It’s midweek already, which means another WWW Wednesday update. WWW Wednesday is a bookish meme originally hosted by SAM@TAKING ON A WORLD OF WORDS. The mechanics for WWW Wednesday is quite simple, you just have to answer three questions:

  1. What are you currently reading?
  2. What have you finished reading?
  3. What will you read next?

What are you currently reading?

My reading journey has next brought me to what some literary pundits has tagged as seminal work in the modern British literary Pantheon. I just started reading Graham Swift’s Waterland which was shortlisted for the 1983 Man Booker Prize (eventually won by J.M. Coetzee’s Life and Times of Michael K). It tells the story of Tom Crick, a passionate history teacher. In the initial pages of the novel, Crick was telling the story of his ancestors and how they were instrumental in the establishment of the local area. The novel’s synopsis does capture my mind and I am still waiting for the scandal that has resulted into Crick being forced by his school’s headmaster into early retirement. This is my first Graham Swift novel and I am looking forward to unraveling what his body of art has in store.
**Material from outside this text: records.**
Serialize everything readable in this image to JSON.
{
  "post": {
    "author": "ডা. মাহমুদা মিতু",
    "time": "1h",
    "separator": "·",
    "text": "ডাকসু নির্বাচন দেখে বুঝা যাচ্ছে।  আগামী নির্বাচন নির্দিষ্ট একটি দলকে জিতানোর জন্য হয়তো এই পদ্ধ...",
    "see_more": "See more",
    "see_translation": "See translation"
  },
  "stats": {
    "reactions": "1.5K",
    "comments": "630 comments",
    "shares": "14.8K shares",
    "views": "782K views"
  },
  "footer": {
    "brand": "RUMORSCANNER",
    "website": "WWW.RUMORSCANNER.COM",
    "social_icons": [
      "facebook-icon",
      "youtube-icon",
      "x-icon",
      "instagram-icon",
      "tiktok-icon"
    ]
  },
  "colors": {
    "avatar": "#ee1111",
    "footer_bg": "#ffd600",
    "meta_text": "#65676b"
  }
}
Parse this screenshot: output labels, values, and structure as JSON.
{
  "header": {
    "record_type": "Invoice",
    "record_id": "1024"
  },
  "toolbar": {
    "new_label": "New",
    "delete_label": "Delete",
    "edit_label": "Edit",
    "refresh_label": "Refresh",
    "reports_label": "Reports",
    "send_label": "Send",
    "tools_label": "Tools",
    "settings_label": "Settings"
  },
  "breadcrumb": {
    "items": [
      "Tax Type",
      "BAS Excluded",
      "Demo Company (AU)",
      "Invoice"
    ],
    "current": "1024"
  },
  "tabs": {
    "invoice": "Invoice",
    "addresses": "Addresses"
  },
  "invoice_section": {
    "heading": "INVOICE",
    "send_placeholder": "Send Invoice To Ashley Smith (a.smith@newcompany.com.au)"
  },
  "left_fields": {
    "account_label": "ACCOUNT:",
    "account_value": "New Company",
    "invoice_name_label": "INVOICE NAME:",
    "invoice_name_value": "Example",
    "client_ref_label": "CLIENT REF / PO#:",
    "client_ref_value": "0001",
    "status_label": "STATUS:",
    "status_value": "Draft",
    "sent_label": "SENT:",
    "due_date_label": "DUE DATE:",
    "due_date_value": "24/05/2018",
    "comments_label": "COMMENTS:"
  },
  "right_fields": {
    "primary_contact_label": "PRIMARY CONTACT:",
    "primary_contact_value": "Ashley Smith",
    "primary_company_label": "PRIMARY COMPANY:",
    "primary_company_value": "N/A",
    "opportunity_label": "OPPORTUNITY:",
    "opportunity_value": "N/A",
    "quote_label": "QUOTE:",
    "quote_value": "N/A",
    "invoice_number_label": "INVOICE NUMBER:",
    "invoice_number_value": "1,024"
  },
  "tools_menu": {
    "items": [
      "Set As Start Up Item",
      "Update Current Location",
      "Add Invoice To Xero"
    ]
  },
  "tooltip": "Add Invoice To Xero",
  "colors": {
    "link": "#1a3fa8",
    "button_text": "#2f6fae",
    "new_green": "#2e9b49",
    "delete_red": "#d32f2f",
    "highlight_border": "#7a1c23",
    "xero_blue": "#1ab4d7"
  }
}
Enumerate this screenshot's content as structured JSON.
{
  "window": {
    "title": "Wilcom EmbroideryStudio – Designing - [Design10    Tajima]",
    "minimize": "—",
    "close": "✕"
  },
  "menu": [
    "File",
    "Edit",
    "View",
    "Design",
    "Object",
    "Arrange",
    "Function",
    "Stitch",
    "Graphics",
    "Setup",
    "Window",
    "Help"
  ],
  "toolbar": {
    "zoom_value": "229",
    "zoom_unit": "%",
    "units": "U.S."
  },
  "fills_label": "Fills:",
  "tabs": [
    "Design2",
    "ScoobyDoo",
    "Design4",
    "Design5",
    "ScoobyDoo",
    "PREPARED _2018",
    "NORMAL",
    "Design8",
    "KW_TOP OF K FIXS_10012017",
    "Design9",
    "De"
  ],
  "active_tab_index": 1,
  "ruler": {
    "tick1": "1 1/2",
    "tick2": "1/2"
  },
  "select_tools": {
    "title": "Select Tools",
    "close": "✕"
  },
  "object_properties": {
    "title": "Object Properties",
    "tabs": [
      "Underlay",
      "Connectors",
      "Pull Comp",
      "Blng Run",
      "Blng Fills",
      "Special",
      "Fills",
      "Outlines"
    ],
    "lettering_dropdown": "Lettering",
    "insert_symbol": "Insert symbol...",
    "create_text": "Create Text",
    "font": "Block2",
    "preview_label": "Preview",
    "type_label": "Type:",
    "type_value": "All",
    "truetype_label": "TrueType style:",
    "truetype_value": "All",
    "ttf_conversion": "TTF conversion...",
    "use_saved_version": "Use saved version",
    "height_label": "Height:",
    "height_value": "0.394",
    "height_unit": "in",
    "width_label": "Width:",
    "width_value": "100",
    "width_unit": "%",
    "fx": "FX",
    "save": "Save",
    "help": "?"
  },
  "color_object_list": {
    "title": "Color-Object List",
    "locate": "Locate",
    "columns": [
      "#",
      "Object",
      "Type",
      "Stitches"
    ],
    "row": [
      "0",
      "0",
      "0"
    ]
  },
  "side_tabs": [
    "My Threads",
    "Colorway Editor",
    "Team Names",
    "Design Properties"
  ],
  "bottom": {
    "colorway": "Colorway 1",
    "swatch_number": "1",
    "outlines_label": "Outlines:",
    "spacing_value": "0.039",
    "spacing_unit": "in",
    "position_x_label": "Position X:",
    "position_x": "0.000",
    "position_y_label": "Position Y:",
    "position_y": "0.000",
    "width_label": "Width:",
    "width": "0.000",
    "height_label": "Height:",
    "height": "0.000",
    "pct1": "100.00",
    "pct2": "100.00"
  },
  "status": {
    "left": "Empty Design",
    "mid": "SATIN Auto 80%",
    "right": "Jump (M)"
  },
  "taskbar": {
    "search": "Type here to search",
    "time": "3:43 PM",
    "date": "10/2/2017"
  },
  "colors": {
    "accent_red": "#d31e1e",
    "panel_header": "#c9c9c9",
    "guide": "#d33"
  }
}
What have you finished reading?

In the past week, I managed to complete two more novels from my growing reading list. The first book I completed is 2007 Man Booker Prize winning novel, The Gathering by Irish writer Anne Enright. Told on the first person perspective of Veronica Hegarty, it is a story about her inner journey in coping with the sudden death of her brother, Liam Hegarty. In his wake, the big Hegarty family gathered but as the story takes its course, Veronica ruminates on the events that led to his brother’s alcoholism and his untimely demise. At times moving and insightful, The Gathering navigates the complexities and dynamics of family life, both functional and dysfunctional.

Egyptian writer Ahdaf Soueif’s The Map of Love was shortlisted for the 1999 Man Booker Prize. Interweaving elements of romance, history, and local politics, it is a complex narrative. At its heart is the love story between the recently widowed Lady Anna Winterbourne and Basha Sharif, a passionate Egyptian nationalist who is resolute in supporting his nation’s causes, especially its independence from outside influences. The novel was told through series of journal entries made by Lady Anna from 1900s to 1910s. It is a rich and evocative narrative of Egypt’s modern history.

What will you read next?

On deck are two Man Booker Prize winning novels. William Golding’s Rite of Passage won the 1980 Man Booker Prize whilst J.G. Farrell’s The Siege of Krishnapur won the 1973 edition. Actually, my copy of the latter has just arrived today but the novel excites me. Both are also works of historical fiction, a genre that I have a lengthy love affair with.

Thus concludes another WWW Wednesday update! I hope everyone is having a great midweek! Do keep safe and as always, enjoy reading!